Reste la question de la montée en charge. Une équipe qui a eu six semaines de coupure ne devrait pas commencer la première semaine par le jeu le plus dur de la saison. La charge monte sur trois ou quatre semaines. Ce n'est pas de la préparation physique. C'est du bon sens.
L'essentiel
- Aucun club de l'élite mondiale ne fait courir son équipe sans ballon pendant la saison. Le débat est tranché dans le football professionnel.
- Presque tous les clubs complètent individuellement sans ballon : force, prévention, exposition au sprint. Frade est l'exception, et même ses partisans le font.
- Frade et Klopp se contredisent sur la présaison. Les deux ont raison dans leur contexte — douze mois de charge chez Frade, cinq semaines de montée contrôlée chez Klopp.
- La recherche soutient les jeux pour l'endurance, met en garde contre l'absence d'exposition au sprint et confirme l'intérêt du travail de force en prévention.
- Pour les entraîneurs de jeunes et d'amateurs : les enfants ne courent pas. Avec deux séances, personne ne court. Les sprints doivent apparaître. La prévention appartient à l'échauffement. La présaison n'est pas un stage physique.
- Verheijen est le pont : les jeux comme cœur, mais avec une attribution physiologique claire et une mise en garde contre la surcharge.
Celui qui périodise sa semaine sur la saison dans Coach OS voit si les grandes distances apparaissent et si la charge monte trop vite après une coupure. Ce que tu en fais reste ta décision — les outils ne montrent que ce que tu as planifié.
FAQ : questions fréquentes
Sources et lectures
- Les articles de cette série sur Porto, Barcelone, Manchester City, Red Bull, Liverpool, Benfica et les clubs néerlandais, chacun avec ses sources sur la méthodologie.

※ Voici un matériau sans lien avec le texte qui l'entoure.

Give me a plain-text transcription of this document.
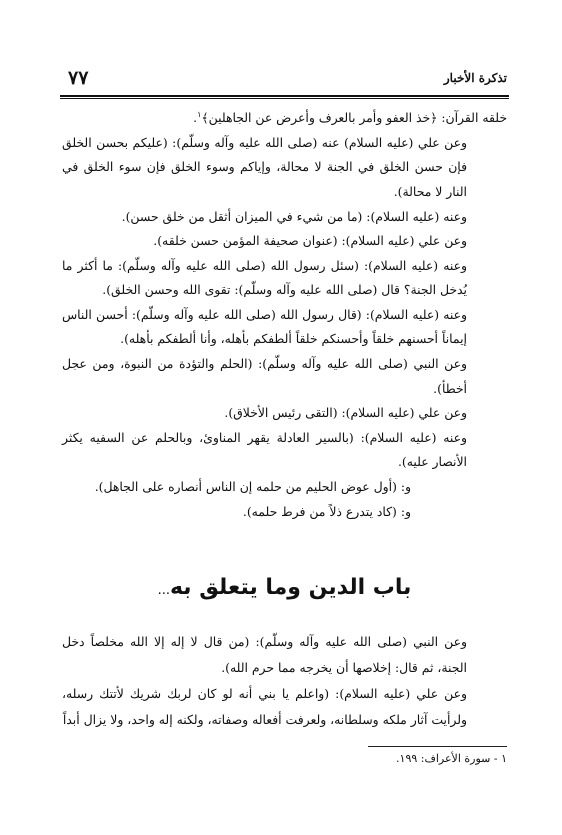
تذكرة الأخبار
٧٧

خلقه القرآن: ﴿خذ العفو وأمر بالعرف وأعرض عن الجاهلين﴾$^١$.

وعن علي (عليه السلام) عنه (صلى الله عليه وآله وسلّم): (عليكم بحسن الخلق فإن حسن الخلق في الجنة لا محالة، وإياكم وسوء الخلق فإن سوء الخلق في النار لا محالة).

وعنه (عليه السلام): (ما من شيء في الميزان أثقل من خلق حسن).

وعن علي (عليه السلام): (عنوان صحيفة المؤمن حسن خلقه).

وعنه (عليه السلام): (سئل رسول الله (صلى الله عليه وآله وسلّم): ما أكثر ما يُدخل الجنة؟ قال (صلى الله عليه وآله وسلّم): تقوى الله وحسن الخلق).

وعنه (عليه السلام): (قال رسول الله (صلى الله عليه وآله وسلّم): أحسن الناس إيماناً أحسنهم خلقاً وأحسنكم خلقاً ألطفكم بأهله، وأنا ألطفكم بأهله).

وعن النبي (صلى الله عليه وآله وسلّم): (الحلم والتؤدة من النبوة، ومن عجل أخطأ).

وعن علي (عليه السلام): (التقى رئيس الأخلاق).

وعنه (عليه السلام): (بالسير العادلة يقهر المناوئ، وبالحلم عن السفيه يكثر الأنصار عليه).

و: (أول عوض الحليم من حلمه إن الناس أنصاره على الجاهل).

و: (كاد يتدرع ذلاً من فرط حلمه).

باب الدين وما يتعلق به...

وعن النبي (صلى الله عليه وآله وسلّم): (من قال لا إله إلا الله مخلصاً دخل الجنة، ثم قال: إخلاصها أن يخرجه مما حرم الله).

وعن علي (عليه السلام): (واعلم يا بني أنه لو كان لربك شريك لأتتك رسله، ولرأيت آثار ملكه وسلطانه، ولعرفت أفعاله وصفاته، ولكنه إله واحد، ولا يزال أبداً

١ - سورة الأعراف: ١٩٩.
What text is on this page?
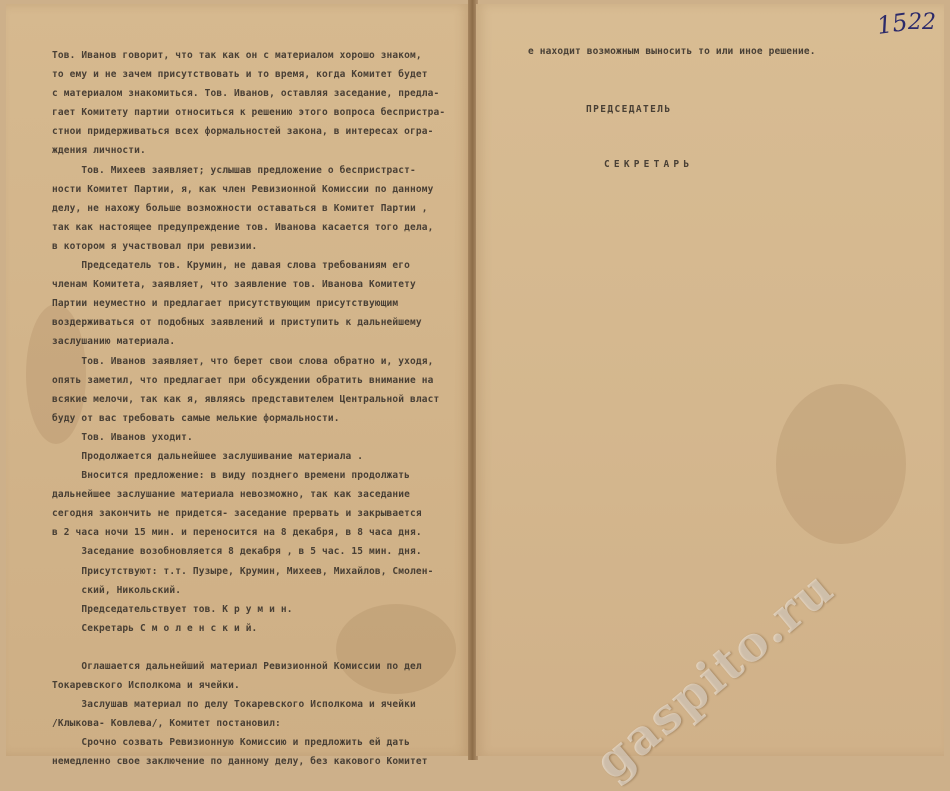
Тов. Иванов говорит, что так как он с материалом хорошо знаком,
то ему и не зачем присутствовать и то время, когда Комитет будет
с материалом знакомиться. Тов. Иванов, оставляя заседание, предла-
гает Комитету партии относиться к решению этого вопроса беспристра-
стнои придерживаться всех формальностей закона, в интересах огра-
ждения личности.
Тов. Михеев заявляет; услышав предложение о беспристраст-
ности Комитет Партии, я, как член Ревизионной Комиссии по данному
делу, не нахожу больше возможности оставаться в Комитет Партии ,
так как настоящее предупреждение тов. Иванова касается того дела,
в котором я участвовал при ревизии.
Председатель тов. Крумин, не давая слова требованиям его
членам Комитета, заявляет, что заявление тов. Иванова Комитету
Партии неуместно и предлагает присутствующим присутствующим
воздерживаться от подобных заявлений и приступить к дальнейшему
заслушанию материала.
Тов. Иванов заявляет, что берет свои слова обратно и, уходя,
опять заметил, что предлагает при обсуждении обратить внимание на
всякие мелочи, так как я, являясь представителем Центральной власт
буду от вас требовать самые мелькие формальности.
Тов. Иванов уходит.
Продолжается дальнейшее заслушивание материала .
Вносится предложение: в виду позднего времени продолжать
дальнейшее заслушание материала невозможно, так как заседание
сегодня закончить не придется- заседание прервать и закрывается
в 2 часа ночи 15 мин. и переносится на 8 декабря, в 8 часа дня.
Заседание возобновляется 8 декабря , в 5 час. 15 мин. дня.
Присутствуют: т.т. Пузыре, Крумин, Михеев, Михайлов, Смолен-
ский, Никольский.
Председательствует тов. К р у м и н.
Секретарь С м о л е н с к и й.
Оглашается дальнейший материал Ревизионной Комиссии по дел
Токаревского Исполкома и ячейки.
Заслушав материал по делу Токаревского Исполкома и ячейки
/Клыкова- Ковлева/, Комитет постановил:
Срочно созвать Ревизионную Комиссию и предложить ей дать
немедленно свое заключение по данному делу, без какового Комитет
е находит возможным выносить то или иное решение.
ПРЕДСЕДАТЕЛЬ
СЕКРЕТАРЬ
15
22
gaspito.ru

- Raymond Verheijen : Football Periodisation — sur la justification physiologique de l'entraînement par le jeu.
- Javier Mallo : Complex Football — comparaison entre Seirul·lo et Frade.
- Pepijn Lijnders : Intensity — sur la présaison et la structure de semaine de Klopp.
- FIFA Medical : documentation du programme 11+ et des études associées.
- Revues scientifiques sur les jeux réduits et la gestion de la charge en football, notamment du groupe de Jens Bangsbo à Copenhague.
Note sur les sources : les résultats de recherche sont bien documentés dans des revues de littérature, mais résumés ici sans citations individuelles. L'attribution des clubs dans le tableau est une condensation des articles individuels et, dans les cas limites (« en partie »), une appréciation.